How Did Indices Change the Fund Management Business?
After indices were developed, investors used them to measure how an investment manager performed compared to the overall market measured by a benchmark such as Standard & Poor's 500 Index, which tracks the performance of 500 of the largest companies listed on U.S. stock exchanges.7
In the 1960s, numerous academic studies showed that most investment managers on average failed to outperform the major market indices such as the S&P 500—even before subtracting the fund's expenses from the returns.8 Factoring in fees made it clear that active mutual fund managers benefited themselves at the expense of investors. Investors would have done better in most cases if they could have just invested in an index. The problem was they couldn't.
However, the birth of the index fund in the 1970s changed all that.

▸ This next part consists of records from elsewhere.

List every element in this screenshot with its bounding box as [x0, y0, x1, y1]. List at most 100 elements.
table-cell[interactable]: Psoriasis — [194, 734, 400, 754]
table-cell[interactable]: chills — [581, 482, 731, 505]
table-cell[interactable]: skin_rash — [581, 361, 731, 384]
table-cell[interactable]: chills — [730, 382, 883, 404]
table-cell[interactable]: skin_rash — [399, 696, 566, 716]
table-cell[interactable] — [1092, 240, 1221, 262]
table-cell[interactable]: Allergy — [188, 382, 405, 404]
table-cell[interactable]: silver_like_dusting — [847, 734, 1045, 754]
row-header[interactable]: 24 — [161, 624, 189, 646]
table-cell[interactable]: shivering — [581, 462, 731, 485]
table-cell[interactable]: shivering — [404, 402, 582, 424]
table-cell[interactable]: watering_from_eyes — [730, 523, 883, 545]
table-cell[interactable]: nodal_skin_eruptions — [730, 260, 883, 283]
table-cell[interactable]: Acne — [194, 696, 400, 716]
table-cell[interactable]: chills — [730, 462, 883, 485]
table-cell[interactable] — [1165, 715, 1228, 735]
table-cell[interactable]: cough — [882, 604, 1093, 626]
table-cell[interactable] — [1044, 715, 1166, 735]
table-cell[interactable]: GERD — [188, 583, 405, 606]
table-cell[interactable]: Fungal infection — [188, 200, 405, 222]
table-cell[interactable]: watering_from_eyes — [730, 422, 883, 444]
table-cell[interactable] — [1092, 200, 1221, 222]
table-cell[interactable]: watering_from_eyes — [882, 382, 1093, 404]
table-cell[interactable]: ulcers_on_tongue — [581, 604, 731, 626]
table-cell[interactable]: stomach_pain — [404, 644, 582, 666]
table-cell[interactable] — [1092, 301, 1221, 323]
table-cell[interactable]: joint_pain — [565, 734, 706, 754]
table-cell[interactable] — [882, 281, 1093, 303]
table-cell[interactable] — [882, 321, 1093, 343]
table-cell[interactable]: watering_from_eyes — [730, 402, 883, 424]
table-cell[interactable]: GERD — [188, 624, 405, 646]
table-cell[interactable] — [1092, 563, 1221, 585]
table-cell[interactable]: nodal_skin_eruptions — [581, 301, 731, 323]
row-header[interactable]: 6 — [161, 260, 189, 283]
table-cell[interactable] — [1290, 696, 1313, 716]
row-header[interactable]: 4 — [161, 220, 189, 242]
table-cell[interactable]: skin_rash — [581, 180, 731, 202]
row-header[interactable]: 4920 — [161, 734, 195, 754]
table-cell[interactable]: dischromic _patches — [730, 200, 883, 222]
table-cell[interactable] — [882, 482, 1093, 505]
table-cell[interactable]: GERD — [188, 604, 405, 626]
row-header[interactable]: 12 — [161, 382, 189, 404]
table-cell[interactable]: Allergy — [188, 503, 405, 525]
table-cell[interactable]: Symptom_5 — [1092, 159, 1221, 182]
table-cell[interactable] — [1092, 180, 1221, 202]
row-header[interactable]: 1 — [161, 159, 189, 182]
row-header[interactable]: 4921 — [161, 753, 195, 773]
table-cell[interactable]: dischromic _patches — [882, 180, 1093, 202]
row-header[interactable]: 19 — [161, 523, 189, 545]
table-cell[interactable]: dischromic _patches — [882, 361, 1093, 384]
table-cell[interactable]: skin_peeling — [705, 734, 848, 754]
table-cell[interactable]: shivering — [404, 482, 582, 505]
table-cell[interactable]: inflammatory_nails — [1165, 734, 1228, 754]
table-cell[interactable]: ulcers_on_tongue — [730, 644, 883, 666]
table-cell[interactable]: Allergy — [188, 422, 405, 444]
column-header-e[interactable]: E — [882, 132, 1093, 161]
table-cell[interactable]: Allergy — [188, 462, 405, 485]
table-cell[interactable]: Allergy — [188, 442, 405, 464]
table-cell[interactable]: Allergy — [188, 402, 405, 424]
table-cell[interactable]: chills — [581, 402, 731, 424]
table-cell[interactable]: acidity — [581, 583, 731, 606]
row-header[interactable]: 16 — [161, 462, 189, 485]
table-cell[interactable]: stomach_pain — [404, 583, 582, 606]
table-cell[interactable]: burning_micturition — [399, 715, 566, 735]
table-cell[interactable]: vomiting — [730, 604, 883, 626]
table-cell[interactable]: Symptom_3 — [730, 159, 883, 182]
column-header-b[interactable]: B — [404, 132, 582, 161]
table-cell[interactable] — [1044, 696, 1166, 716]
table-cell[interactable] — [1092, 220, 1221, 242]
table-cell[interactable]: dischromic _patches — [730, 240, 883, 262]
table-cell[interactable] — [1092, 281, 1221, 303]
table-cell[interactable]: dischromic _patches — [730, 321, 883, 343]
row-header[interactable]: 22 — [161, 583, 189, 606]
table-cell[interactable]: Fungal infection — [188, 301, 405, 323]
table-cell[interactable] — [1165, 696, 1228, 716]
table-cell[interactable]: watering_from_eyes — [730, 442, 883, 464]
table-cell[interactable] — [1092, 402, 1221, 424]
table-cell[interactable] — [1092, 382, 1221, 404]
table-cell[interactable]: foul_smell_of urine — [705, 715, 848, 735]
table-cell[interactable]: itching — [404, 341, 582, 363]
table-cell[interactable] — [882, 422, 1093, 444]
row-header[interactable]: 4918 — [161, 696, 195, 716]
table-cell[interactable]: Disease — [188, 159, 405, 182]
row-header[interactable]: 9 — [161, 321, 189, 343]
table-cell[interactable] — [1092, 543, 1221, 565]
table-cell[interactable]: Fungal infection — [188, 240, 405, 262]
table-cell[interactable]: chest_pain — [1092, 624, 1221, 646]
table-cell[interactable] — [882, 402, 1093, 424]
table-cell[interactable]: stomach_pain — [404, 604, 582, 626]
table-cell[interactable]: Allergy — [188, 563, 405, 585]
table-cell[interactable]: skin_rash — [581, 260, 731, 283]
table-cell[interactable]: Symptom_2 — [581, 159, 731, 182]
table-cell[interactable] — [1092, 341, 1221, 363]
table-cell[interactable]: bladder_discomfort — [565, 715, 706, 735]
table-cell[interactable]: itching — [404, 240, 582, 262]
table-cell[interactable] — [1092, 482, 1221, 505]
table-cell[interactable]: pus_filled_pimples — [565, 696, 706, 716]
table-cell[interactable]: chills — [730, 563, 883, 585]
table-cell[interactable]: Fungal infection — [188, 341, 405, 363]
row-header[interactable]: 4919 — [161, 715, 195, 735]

The index fund tracks the performance of a market index by holding the same securities that make up the index in the same weights as the index.9 That way the fund's performance matches the index, aside from minor variations due to the fact that an index incurs no costs, as opposed to a fund.10 Pension funds and other institutional investors first used indexing. Retail investors then got into the game with the launch of the Vanguard 500 index fund, the first retail fund to track the S&P 500. This proved a cheaper way to invest, because these funds did not require investment managers and research departments—the index did the work for the fund—the fund company simply had to adjust its portfolio to match the index, as opposed to research and buy securities.
The birth of index funds spawned a new business—index manufacturing—that created new indices to benchmark managers in all areas. There are indices based on market capitalization, investing style (value or growth), sectors (such as biotech, green, and infrastructure), and all sorts of other categories. New funds, especially ETFs, have emerged to track these indices.